In other words, we may have been going about things the wrong way; rather than focusing on long-term health benefits, young women are driven by a desire for immediate aesthetic improvement.
Spectrophotometric Measurement of Skin Color
In order to determine how various fruits and vegetables impact skin color, the researchers used spectrophotometric instrumentation to measure reflectance values. This non-invasive method optical method allows for accurate determination of color to precisely correlate produce constitution with changes in skin tone, demonstrating the potential for novel uses of spectrophotometers to promote better public health.

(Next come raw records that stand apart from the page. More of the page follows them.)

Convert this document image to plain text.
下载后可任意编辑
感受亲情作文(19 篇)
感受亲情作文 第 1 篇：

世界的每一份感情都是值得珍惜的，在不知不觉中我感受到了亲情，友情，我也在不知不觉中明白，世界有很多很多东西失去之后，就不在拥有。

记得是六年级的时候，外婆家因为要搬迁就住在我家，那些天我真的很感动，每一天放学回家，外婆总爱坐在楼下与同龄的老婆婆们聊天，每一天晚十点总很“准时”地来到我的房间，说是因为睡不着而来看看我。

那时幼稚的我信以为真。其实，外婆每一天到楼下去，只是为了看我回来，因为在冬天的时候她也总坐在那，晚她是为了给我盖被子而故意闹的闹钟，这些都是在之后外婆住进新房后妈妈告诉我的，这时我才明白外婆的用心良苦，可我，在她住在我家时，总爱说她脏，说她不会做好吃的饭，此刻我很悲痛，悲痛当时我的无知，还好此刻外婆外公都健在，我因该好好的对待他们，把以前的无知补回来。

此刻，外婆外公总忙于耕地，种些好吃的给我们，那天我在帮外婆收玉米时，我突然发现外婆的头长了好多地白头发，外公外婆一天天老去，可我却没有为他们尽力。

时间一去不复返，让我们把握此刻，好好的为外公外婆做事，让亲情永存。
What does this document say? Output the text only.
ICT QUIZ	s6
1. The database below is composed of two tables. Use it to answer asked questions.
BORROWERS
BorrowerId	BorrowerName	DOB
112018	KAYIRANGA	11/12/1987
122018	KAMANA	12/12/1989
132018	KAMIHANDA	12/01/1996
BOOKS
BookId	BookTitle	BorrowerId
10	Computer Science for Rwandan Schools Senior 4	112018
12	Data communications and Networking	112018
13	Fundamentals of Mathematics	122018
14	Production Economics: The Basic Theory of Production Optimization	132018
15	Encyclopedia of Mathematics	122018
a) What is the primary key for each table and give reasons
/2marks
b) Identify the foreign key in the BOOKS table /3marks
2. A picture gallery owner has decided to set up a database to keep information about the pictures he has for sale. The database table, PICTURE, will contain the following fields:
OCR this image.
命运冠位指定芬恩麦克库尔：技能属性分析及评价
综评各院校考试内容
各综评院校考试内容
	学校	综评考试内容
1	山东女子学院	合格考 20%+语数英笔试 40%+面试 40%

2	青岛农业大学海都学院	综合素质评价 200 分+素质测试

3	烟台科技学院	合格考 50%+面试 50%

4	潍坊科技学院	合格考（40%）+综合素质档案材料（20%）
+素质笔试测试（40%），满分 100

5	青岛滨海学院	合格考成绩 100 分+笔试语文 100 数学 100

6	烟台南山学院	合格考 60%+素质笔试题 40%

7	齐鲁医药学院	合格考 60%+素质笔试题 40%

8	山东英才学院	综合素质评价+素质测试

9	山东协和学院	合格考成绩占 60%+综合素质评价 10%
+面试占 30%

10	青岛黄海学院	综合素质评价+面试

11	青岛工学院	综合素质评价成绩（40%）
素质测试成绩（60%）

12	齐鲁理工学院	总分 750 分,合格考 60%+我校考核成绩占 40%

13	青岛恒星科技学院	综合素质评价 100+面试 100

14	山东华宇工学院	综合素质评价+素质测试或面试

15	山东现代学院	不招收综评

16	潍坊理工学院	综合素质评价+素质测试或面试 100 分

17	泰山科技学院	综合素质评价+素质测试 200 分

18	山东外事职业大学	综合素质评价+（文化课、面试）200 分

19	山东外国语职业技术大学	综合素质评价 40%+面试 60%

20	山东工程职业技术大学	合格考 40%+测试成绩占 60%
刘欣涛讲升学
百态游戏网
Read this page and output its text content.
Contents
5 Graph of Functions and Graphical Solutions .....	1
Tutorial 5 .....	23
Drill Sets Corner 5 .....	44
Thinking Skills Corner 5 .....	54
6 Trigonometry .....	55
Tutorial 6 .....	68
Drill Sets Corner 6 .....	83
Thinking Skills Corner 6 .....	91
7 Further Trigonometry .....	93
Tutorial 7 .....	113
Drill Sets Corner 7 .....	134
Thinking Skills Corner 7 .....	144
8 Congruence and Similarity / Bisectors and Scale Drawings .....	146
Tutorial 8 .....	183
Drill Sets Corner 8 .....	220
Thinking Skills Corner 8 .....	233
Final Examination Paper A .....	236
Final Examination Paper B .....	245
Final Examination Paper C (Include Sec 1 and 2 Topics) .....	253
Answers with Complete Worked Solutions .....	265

The data revealed that higher fruit and vegetable intakes were strongly associated with skin color, particularly skin yellowness. This yellowness has been found to be perceived as more desirable than other skin colors in Caucasian women.6 “In the adjusted regression model, for every additional serving of combined fruit and vegetables per day there was an increased 0.8 units in overall skin yellowness and 1.0 units in unexposed skin yellowness,” the authors note. Produce with high levels of lutein/zeaxanthin were particularly strongly associated with skin yellowness, possibly due to their relatively high bioavailability. Although the raw data difference may appear to be small, it is “perceived as a visible increase in the appearance of skin as healthy and attractive.”
The authors acknowledge that more research is needed to determine whether “the observed effects could be used as a tool to motivate young women to change their dietary behavior.” However, the success of other public health campaigns in appealing to vanity suggests that such strategies could prove to be valuable in the promotion of increased fruit and vegetable intake.